Por Bernardo Barranco V., no La Jornada | Tradução: Antonio Martins
A direita conservadora, em particular a anglo-saxã, quer que o pontificado de Jorge Bergoglio chegue ao fim. Dois livros com o mesmo título – The next Pope – publicados por esta corrente ambicionam criar uma atmosfera de fim de pontificado e buscar desde já o sucessor de Francisco. É compreensível o alarme midiático da direita pela saúde frágil de Benedito XVI, considerado o verdadeiro Papa, em contraposição a Francisco, o Papa terceiromundista, o pontífice de um surpreendente progressismo católico. Esta direita, com tendências a cisma, luta por uma hermenêutica de continuidade de João Paulo II e Bento XVI. Não tolera as rupturas de um pontificado latino-americano plebeu, ainda que este apoie-se no Concílio Vaticano II. Depois de sete anos, Francisco deve ser substituído ou eliminado. Por isso, a direita estadunidense, talvez imbuída da atmosfera eleitoral dos Estados Unidos, arma um clima antecipado de conclave sucessório.
O primeiro livro foi escrito pelo reconhecido historiador George Weigel; o segundo, pelo jornalista Edward Pentin, correspondente em Roma do National Catholic Register e colaborador habitual da rede de TV conservadora EWTN. Este último teve a audácia de propor candidatos para um hipotético conclave que afaste do cargo um pontífice de 83 anos que goza de ótima saúde e pleno domínio de seu poder pontifício. O texto é uma provocação – pois o Papa está vivo – e, portanto, uma proposta editorial desleal. Trata-se de um ataque político disfarçado à liderança de Francisco, cujo fim do pontificado pretende-se antecipar. O precedente da renúncia de Bento XVI sugeriria que não é preciso esperar necessariamente a morte de um Papa para eleger um sucessor. Francisco poderia decidir, também, converter-se em emérito. Como no filme da Netflix, Dois Papas, Bergoglio poderia tornar-se o grande eleitor do próximo Papa.
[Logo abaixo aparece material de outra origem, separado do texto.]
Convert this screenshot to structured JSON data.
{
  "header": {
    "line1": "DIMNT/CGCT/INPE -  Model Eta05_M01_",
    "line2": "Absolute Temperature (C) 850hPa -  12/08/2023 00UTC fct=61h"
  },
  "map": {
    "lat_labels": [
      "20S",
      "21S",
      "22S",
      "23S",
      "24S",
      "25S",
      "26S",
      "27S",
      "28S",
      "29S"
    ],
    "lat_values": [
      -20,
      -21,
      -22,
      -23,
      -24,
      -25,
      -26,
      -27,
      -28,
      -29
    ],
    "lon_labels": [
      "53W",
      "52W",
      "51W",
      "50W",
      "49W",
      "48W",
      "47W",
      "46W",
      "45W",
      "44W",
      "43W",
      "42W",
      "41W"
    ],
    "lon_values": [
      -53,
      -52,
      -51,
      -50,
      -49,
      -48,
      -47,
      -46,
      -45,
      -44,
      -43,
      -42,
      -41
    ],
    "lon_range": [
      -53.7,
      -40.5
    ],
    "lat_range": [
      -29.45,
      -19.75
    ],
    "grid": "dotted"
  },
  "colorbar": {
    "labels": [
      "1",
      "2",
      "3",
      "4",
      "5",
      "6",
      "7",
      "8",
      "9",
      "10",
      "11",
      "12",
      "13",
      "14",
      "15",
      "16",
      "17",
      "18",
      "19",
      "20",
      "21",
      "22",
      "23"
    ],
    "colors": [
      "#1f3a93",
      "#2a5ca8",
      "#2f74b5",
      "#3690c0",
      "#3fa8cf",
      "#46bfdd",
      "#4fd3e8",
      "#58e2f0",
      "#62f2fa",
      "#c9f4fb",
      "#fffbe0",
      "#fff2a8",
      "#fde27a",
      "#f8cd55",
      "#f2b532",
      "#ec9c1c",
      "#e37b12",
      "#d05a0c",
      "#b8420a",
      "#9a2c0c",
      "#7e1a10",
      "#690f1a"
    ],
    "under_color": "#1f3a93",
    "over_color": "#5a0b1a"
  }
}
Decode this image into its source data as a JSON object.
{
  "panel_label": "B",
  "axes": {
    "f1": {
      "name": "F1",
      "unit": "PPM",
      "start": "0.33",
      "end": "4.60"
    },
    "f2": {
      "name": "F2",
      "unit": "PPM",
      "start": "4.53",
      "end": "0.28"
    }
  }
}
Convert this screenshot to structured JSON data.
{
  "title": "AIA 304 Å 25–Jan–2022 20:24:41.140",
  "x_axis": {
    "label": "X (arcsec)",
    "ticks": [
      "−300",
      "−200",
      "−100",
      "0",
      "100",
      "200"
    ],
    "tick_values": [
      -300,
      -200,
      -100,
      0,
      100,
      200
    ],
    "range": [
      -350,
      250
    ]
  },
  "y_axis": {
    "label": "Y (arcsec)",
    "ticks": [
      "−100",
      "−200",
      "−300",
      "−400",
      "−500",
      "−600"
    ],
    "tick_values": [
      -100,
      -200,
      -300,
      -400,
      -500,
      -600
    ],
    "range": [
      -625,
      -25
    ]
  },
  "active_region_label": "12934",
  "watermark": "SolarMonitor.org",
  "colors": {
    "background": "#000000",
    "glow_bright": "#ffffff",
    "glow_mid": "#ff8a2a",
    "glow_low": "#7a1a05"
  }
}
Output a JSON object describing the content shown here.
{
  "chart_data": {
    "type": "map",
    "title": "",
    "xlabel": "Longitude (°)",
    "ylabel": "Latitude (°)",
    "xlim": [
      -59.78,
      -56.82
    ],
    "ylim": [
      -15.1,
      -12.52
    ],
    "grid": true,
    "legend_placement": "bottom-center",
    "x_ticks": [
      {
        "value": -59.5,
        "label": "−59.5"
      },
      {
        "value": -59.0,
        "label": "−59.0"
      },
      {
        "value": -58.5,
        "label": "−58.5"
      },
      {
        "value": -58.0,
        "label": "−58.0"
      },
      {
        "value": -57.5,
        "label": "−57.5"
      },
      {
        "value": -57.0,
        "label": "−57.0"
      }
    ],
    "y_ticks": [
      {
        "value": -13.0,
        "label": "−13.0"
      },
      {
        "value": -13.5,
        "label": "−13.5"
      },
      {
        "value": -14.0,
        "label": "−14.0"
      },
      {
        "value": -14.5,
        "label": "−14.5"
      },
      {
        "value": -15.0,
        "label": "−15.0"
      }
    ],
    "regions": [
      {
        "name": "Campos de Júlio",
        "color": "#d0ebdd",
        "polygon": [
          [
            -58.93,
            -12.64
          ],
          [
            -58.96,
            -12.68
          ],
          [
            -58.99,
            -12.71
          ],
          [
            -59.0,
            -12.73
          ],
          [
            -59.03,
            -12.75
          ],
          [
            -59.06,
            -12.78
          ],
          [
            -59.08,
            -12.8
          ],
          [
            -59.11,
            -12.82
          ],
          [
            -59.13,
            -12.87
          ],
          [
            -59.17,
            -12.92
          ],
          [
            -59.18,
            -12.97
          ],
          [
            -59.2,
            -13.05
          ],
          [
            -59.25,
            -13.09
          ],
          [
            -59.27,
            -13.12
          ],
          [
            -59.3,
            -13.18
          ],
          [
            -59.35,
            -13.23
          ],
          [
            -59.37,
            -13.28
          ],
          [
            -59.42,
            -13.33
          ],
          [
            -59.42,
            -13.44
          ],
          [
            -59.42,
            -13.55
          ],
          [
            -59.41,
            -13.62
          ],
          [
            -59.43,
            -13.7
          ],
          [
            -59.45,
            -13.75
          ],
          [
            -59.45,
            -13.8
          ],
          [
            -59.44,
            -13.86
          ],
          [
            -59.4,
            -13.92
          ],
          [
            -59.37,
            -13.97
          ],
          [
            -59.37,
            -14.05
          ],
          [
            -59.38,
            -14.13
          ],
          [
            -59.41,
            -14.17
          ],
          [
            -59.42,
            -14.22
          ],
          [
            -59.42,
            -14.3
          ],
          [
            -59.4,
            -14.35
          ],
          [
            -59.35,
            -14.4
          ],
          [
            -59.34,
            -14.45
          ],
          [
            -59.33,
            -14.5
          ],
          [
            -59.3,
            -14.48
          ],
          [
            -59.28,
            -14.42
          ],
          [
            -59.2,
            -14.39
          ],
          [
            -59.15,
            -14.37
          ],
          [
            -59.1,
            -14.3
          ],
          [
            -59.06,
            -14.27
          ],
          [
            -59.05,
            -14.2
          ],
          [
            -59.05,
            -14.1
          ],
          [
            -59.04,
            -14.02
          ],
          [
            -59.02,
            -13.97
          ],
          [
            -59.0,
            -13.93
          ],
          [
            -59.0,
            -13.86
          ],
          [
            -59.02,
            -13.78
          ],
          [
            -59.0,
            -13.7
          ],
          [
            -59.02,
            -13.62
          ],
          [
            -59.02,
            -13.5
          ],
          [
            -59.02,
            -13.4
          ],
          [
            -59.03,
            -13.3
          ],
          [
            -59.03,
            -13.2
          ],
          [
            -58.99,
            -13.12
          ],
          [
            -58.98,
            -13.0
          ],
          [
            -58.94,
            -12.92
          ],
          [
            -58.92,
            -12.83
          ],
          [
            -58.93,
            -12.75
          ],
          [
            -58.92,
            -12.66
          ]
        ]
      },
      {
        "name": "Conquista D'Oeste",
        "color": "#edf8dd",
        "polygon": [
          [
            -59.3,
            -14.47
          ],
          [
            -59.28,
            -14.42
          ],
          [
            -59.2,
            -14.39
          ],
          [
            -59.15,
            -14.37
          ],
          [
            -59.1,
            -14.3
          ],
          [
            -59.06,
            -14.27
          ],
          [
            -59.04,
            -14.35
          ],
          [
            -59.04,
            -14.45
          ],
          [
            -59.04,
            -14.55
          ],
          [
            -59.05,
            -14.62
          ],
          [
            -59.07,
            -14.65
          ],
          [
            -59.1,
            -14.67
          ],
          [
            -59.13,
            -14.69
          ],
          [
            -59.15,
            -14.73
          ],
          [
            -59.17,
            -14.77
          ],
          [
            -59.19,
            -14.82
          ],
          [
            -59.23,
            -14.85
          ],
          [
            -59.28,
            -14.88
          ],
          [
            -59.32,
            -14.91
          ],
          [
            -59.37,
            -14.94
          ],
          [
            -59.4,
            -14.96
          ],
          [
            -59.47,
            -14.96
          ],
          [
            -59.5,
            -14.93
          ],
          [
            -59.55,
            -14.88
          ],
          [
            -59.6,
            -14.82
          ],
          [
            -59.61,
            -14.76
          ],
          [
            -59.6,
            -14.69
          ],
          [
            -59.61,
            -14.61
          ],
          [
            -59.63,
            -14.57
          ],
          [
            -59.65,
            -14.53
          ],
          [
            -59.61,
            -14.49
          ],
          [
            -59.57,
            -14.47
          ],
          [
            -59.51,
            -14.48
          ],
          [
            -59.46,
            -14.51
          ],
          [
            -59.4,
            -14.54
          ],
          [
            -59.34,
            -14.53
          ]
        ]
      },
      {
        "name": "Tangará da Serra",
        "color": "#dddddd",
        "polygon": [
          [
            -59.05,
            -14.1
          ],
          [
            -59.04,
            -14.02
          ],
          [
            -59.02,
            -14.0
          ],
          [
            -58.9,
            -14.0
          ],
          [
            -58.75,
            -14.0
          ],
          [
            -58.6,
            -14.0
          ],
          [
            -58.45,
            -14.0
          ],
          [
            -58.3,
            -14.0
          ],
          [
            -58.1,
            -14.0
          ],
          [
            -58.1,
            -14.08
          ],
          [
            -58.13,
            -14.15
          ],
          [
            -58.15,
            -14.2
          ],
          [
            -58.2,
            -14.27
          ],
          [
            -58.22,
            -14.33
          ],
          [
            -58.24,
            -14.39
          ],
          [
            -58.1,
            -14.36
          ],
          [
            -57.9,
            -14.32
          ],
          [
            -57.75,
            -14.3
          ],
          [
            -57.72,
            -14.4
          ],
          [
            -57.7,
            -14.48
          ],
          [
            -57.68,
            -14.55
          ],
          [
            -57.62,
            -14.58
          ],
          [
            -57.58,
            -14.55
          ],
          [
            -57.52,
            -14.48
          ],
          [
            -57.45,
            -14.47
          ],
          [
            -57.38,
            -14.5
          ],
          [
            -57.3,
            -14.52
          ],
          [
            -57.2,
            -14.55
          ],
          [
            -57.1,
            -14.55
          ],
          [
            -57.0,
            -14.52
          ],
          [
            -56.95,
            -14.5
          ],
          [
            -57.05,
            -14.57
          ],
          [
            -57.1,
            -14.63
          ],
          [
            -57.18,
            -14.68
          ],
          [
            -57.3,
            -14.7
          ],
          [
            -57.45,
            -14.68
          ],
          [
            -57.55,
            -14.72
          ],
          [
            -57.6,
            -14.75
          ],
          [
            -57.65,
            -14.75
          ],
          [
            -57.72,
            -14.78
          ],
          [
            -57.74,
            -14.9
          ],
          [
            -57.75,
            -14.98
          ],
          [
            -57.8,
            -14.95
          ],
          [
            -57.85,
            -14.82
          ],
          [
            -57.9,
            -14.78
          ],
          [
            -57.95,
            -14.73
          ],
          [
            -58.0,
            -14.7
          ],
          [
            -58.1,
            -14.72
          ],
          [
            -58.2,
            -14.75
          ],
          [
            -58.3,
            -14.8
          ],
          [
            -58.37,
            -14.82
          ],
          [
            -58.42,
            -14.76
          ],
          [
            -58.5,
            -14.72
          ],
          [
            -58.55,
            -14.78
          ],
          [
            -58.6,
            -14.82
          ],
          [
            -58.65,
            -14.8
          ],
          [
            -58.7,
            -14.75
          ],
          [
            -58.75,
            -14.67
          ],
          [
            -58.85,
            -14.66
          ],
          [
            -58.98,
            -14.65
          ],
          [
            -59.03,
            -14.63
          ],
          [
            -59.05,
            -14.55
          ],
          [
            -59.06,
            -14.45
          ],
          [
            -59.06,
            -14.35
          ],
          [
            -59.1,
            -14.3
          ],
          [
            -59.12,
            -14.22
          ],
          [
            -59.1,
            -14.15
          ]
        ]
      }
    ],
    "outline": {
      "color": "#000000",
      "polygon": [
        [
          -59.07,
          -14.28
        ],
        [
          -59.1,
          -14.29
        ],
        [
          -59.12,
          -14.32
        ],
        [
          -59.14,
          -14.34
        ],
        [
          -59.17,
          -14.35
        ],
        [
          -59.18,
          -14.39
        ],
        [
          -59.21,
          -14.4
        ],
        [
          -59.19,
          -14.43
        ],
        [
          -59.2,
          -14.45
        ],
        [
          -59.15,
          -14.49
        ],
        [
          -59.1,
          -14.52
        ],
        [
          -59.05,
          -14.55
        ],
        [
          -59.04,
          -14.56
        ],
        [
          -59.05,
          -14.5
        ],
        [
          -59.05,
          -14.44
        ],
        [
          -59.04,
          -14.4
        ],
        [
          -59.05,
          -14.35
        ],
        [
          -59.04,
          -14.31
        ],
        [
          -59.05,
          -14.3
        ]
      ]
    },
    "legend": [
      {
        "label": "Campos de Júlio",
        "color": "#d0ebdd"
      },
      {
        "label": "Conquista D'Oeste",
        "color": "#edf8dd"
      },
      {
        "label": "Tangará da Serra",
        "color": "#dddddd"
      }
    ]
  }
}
Em uma entrevista, o autor do livro afirmou: é possível que possa renunciar e há muitas teorias a estes respeito. Uma assegura, sempre segundo Pentin, que Francisco esperaria primeiro que Bento morra. Bergoglio tentaria indicar o cardeal filipino Luis Antonio Tagle. Outros creem muito pouco provável que Bergoglio renuncie, em especial porque mantém planos de reformar a igreja.
O livro de Pentin, que tem por subtítulo Os principais cardeais candidatos, foi editado pela Sophia Institute Press, uma instituição conservadora. Em mais de 700 páginas, oferece os perfis de 19 supostos candidatos a papa. A justificativa é explícita: trata-se de chegar ao conclave com a maior informação possível dos candidatos. A obra é uma detalhada compilação de informações sobre cada um dos cardeais que se apresentariam para uma nova era pós-franciscana. O texto reflete uma visão bastante obcecada sobre o estado da igreja. Em Roma, circulou o rumor de que a investigação dos 19 papáveis propostos foi fruto de minuciosas investigações do FBI e dos registros da CIA. Mostraria o interesse e impaciência do governo de Donald Trump por deslegitimar um líder internacional antagônico aos interesses atuais da Casa Branca.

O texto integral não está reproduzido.